Affrontare la lettura di questo libro è un po’ come comprare l’abbonamento generale delle ferrovie, andare alla stazione, salire sul treno, installarsi confortevolmente accano al finestrino. E partire. Per dove lo si scoprirà man mano, guardando scorrere al di là del vetro situazioni, momenti storici e fatti privati, in un susseguirsi di ricordi carichi di significato, di osservazioni acute, di riflessioni che legano fra loro le attese di un tempo, quel che poi è successo e l’insegnamento che se ne può trarre. Tutto questo grazie all’interlocutore che sta di fronte.
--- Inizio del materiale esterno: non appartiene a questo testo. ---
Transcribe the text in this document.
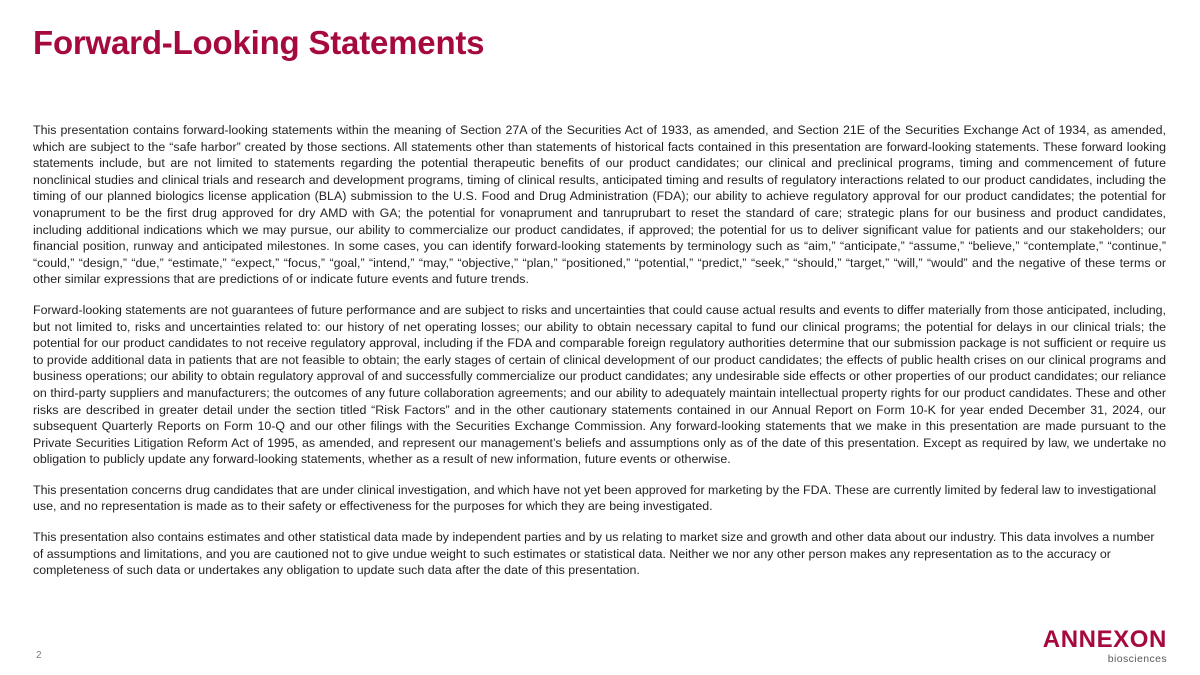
Forward-Looking Statements

This presentation contains forward-looking statements within the meaning of Section 27A of the Securities Act of 1933, as amended, and Section 21E of the Securities Exchange Act of 1934, as amended, which are subject to the “safe harbor” created by those sections. All statements other than statements of historical facts contained in this presentation are forward-looking statements. These forward looking statements include, but are not limited to statements regarding the potential therapeutic benefits of our product candidates; our clinical and preclinical programs, timing and commencement of future nonclinical studies and clinical trials and research and development programs, timing of clinical results, anticipated timing and results of regulatory interactions related to our product candidates, including the timing of our planned biologics license application (BLA) submission to the U.S. Food and Drug Administration (FDA); our ability to achieve regulatory approval for our product candidates; the potential for vonaprument to be the first drug approved for dry AMD with GA; the potential for vonaprument and tanruprubart to reset the standard of care; strategic plans for our business and product candidates, including additional indications which we may pursue, our ability to commercialize our product candidates, if approved; the potential for us to deliver significant value for patients and our stakeholders; our financial position, runway and anticipated milestones. In some cases, you can identify forward-looking statements by terminology such as “aim,” “anticipate,” “assume,” “believe,” “contemplate,” “continue,” “could,” “design,” “due,” “estimate,” “expect,” “focus,” “goal,” “intend,” “may,” “objective,” “plan,” “positioned,” “potential,” “predict,” “seek,” “should,” “target,” “will,” “would” and the negative of these terms or other similar expressions that are predictions of or indicate future events and future trends.

Forward-looking statements are not guarantees of future performance and are subject to risks and uncertainties that could cause actual results and events to differ materially from those anticipated, including, but not limited to, risks and uncertainties related to: our history of net operating losses; our ability to obtain necessary capital to fund our clinical programs; the potential for delays in our clinical trials; the potential for our product candidates to not receive regulatory approval, including if the FDA and comparable foreign regulatory authorities determine that our submission package is not sufficient or require us to provide additional data in patients that are not feasible to obtain; the early stages of certain of clinical development of our product candidates; the effects of public health crises on our clinical programs and business operations; our ability to obtain regulatory approval of and successfully commercialize our product candidates; any undesirable side effects or other properties of our product candidates; our reliance on third-party suppliers and manufacturers; the outcomes of any future collaboration agreements; and our ability to adequately maintain intellectual property rights for our product candidates. These and other risks are described in greater detail under the section titled “Risk Factors” and in the other cautionary statements contained in our Annual Report on Form 10-K for year ended December 31, 2024, our subsequent Quarterly Reports on Form 10-Q and our other filings with the Securities Exchange Commission. Any forward-looking statements that we make in this presentation are made pursuant to the Private Securities Litigation Reform Act of 1995, as amended, and represent our management’s beliefs and assumptions only as of the date of this presentation. Except as required by law, we undertake no obligation to publicly update any forward-looking statements, whether as a result of new information, future events or otherwise.

This presentation concerns drug candidates that are under clinical investigation, and which have not yet been approved for marketing by the FDA. These are currently limited by federal law to investigational use, and no representation is made as to their safety or effectiveness for the purposes for which they are being investigated.

This presentation also contains estimates and other statistical data made by independent parties and by us relating to market size and growth and other data about our industry. This data involves a number of assumptions and limitations, and you are cautioned not to give undue weight to such estimates or statistical data. Neither we nor any other person makes any representation as to the accuracy or completeness of such data or undertakes any obligation to update such data after the date of this presentation.

2
ANNEXON
biosciences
Anzi, ai due interlocutori: Adriano Cavadini, protagonista di questa lunga e variegata storia di vita e nel contempo osservatore attento e critico di tutto ciò che nel corso di essa ha visto, vissuto e attraversato; e, accanto a lui, a stimolarlo con le sue puntuali domande, Moreno Macchi.

La loro conversazione si intreccia sul filo dei paesaggi che si avvicendano lungo un tragitto diviso in “giornate”, ognuna dedicata a uno scorcio di vita:
la famiglia, da quella delle radici a quella del presente e a quella che si proietta oggi nel futuro;
i luoghi dell’infanzia, sempre indelebilmente impressi nella memoria;
i ricordi “avventurosi” delle vacanze giovanili sui monti;
la scuola, che allora lasciava davvero il segno;
l’università a Berna e a Friburgo; l’ingresso nella vita professionale;

l’impegno culturale, ravvivatosi con la maturità e il passaggio (senza rimpianti) alla generazione dei nonni. E, naturalmente, la politica, nei ranghi del PLRT.

Quella locale, dapprima, con la lunga presenza in Consiglio comunale a Pregassona; poi quella cantonale, sui banchi del Gran Consiglio. Infine quella federale, nell’emiciclo del Consiglio Nazionale e nelle sue ramificazioni fatte di confronti, scontri, ricerca del miglior compromesso svizzero possibile.